= The Image in the Mirror =

"The Image in the Mirror" is a short story by Dorothy L. Sayers, featuring Lord Peter Wimsey and published as the first story in Hangman's Holiday in 1933.

==Plot summary==
This story is notable for its inaccurate depiction of right/left mirror image twins, and more generally for its use of popular science to explore the subject of inversion.

A man who states that his body is a mirror image of the normal body plan confesses to Lord Peter Wimsey that he is worried he is going mad, due to blackouts in which he (or somebody identical to him) has committed crimes.

Wimsey states that as soon as he heard that the man was a mirror image he knew there must be an identical twin who was the other, 'right' half, briefly mentioning experiments with salamander eggs to back up this claim. This reference is to genuine experiments, pioneering knowledge about the chemical gradient that exists in all mammalian embryos, defining the development of front versus back, top versus bottom and left versus right.
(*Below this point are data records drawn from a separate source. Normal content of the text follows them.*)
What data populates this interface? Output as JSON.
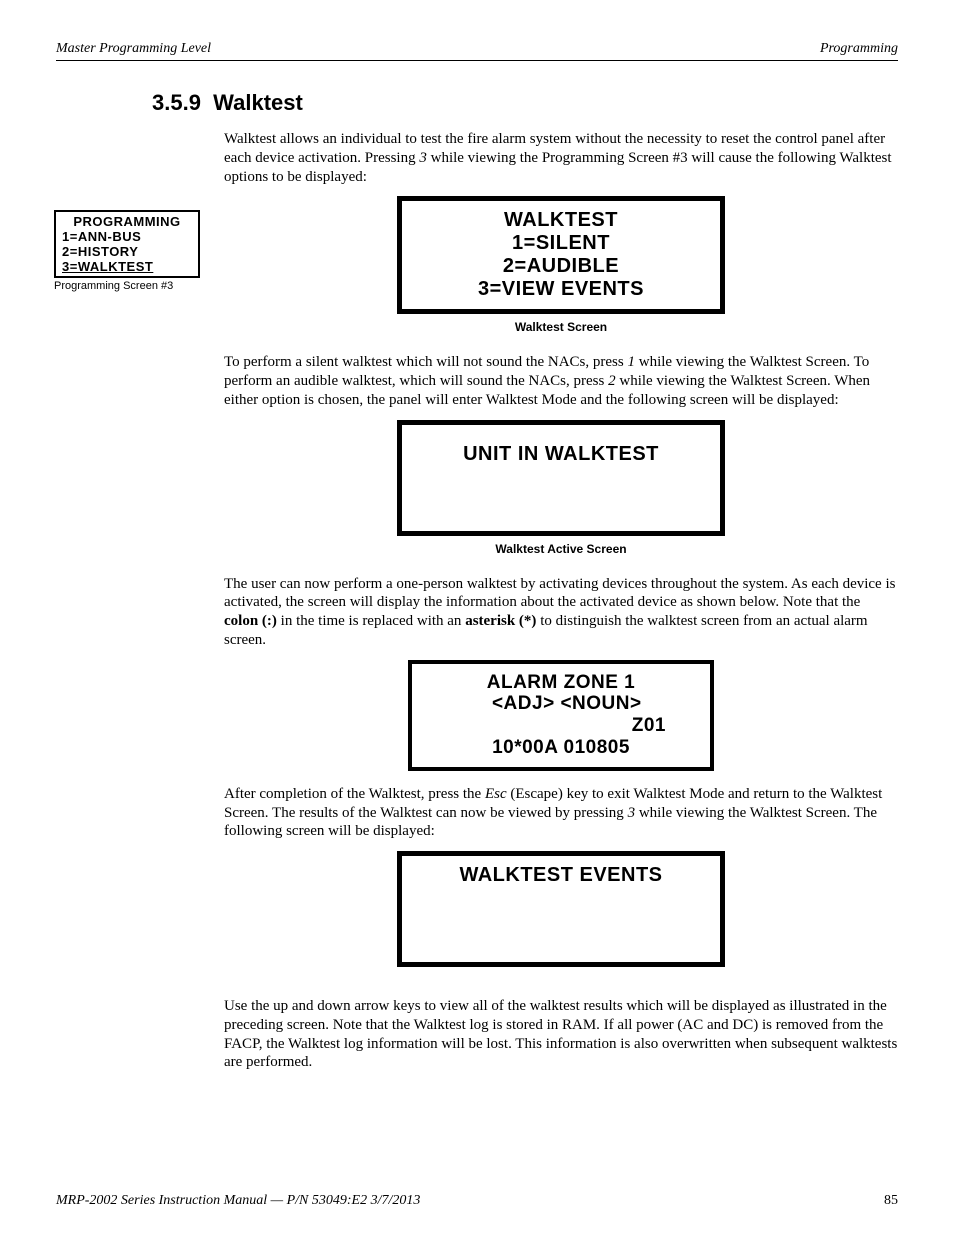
{
  "header": {
    "left": "Master Programming Level",
    "right": "Programming"
  },
  "section": {
    "number": "3.5.9",
    "title": "Walktest"
  },
  "para1": {
    "a": "Walktest allows an individual to test the fire alarm system without the necessity to reset the control panel after each device activation.  Pressing ",
    "key": "3",
    "b": " while viewing the Programming Screen #3 will cause the following Walktest options to be displayed:"
  },
  "sideMenu": {
    "title": "PROGRAMMING",
    "l1": "1=ANN-BUS",
    "l2": "2=HISTORY",
    "l3": "3=WALKTEST",
    "caption": "Programming Screen #3"
  },
  "lcd1": {
    "title": "WALKTEST",
    "l1": "1=SILENT",
    "l2": "2=AUDIBLE",
    "l3": "3=VIEW EVENTS",
    "caption": "Walktest Screen"
  },
  "para2": {
    "a": "To perform a silent walktest which will not sound the NACs, press ",
    "k1": "1",
    "b": " while viewing the Walktest Screen.  To perform an audible walktest, which will sound the NACs, press ",
    "k2": "2",
    "c": " while viewing the Walktest Screen.  When either option is chosen, the panel will enter Walktest Mode and the following screen will be displayed:"
  },
  "lcd2": {
    "l1": "UNIT IN WALKTEST",
    "caption": "Walktest Active Screen"
  },
  "para3": {
    "a": "The user can now perform a one-person walktest by activating devices throughout the system.  As each device is activated, the screen will display the information about the activated device as shown below.  Note that the ",
    "b1": "colon (:)",
    "b": " in the time is replaced with an ",
    "b2": "asterisk (*)",
    "c": " to distinguish the walktest screen from an actual alarm screen."
  },
  "lcd3": {
    "l1": "ALARM ZONE 1",
    "l2": "  <ADJ> <NOUN>",
    "l3": "Z01",
    "l4": "10*00A 010805"
  },
  "para4": {
    "a": "After completion of the Walktest, press the ",
    "k1": "Esc",
    "b": " (Escape) key to exit Walktest Mode and return to the Walktest Screen.  The results of the Walktest can now be viewed by pressing ",
    "k2": "3",
    "c": " while viewing the Walktest Screen.  The following screen will be displayed:"
  },
  "lcd4": {
    "l1": "WALKTEST EVENTS"
  },
  "para5": "Use the up and down arrow keys to view all of the walktest results which will be displayed as illustrated in the preceding screen.  Note that the Walktest log is stored in RAM.  If all power (AC and DC) is removed from the FACP, the Walktest log information will be lost.  This information is also overwritten when subsequent walktests are performed.",
  "footer": {
    "left": "MRP-2002 Series Instruction Manual — P/N 53049:E2  3/7/2013",
    "right": "85"
  }
}
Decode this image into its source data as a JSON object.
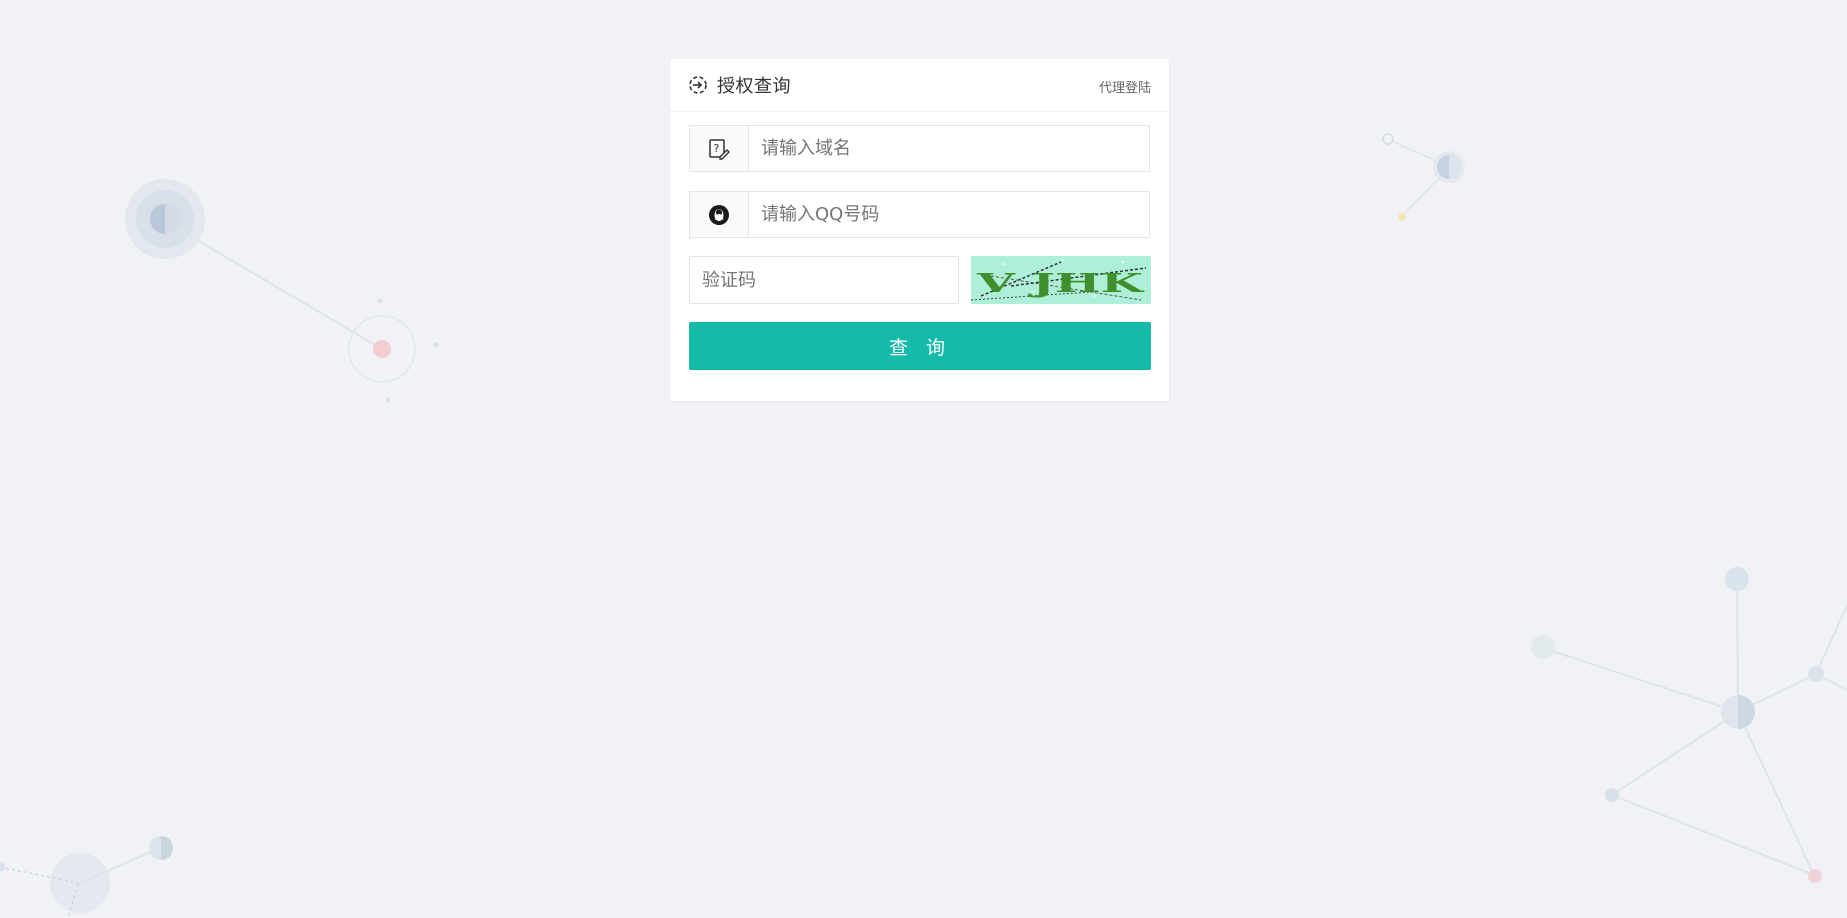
{
  "header": {
    "title": "授权查询",
    "agent_login": "代理登陆"
  },
  "form": {
    "domain_placeholder": "请输入域名",
    "qq_placeholder": "请输入QQ号码",
    "captcha_placeholder": "验证码",
    "captcha_text": "V JHK",
    "submit_label": "查 询"
  },
  "colors": {
    "accent": "#16baaa",
    "background": "#f0f2f5"
  },
  "icons": {
    "header": "query-icon",
    "domain": "domain-edit-icon",
    "qq": "qq-penguin-icon"
  }
}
Though it is possible to have mirror image twins, in fact this is a very rare occurrence, and not a near certainty as described in the story.

Having deduced the existence of the evil twin it was an easy matter to find and arrest him, freeing the good twin from the shadow of his evil twin's misdeeds.

The story's solution involves a revelation about an unmarried woman who secretly gave birth and let her child be raised by a relative – which Sayers herself did in real life, though this was unknown to the public at the time when the story was published.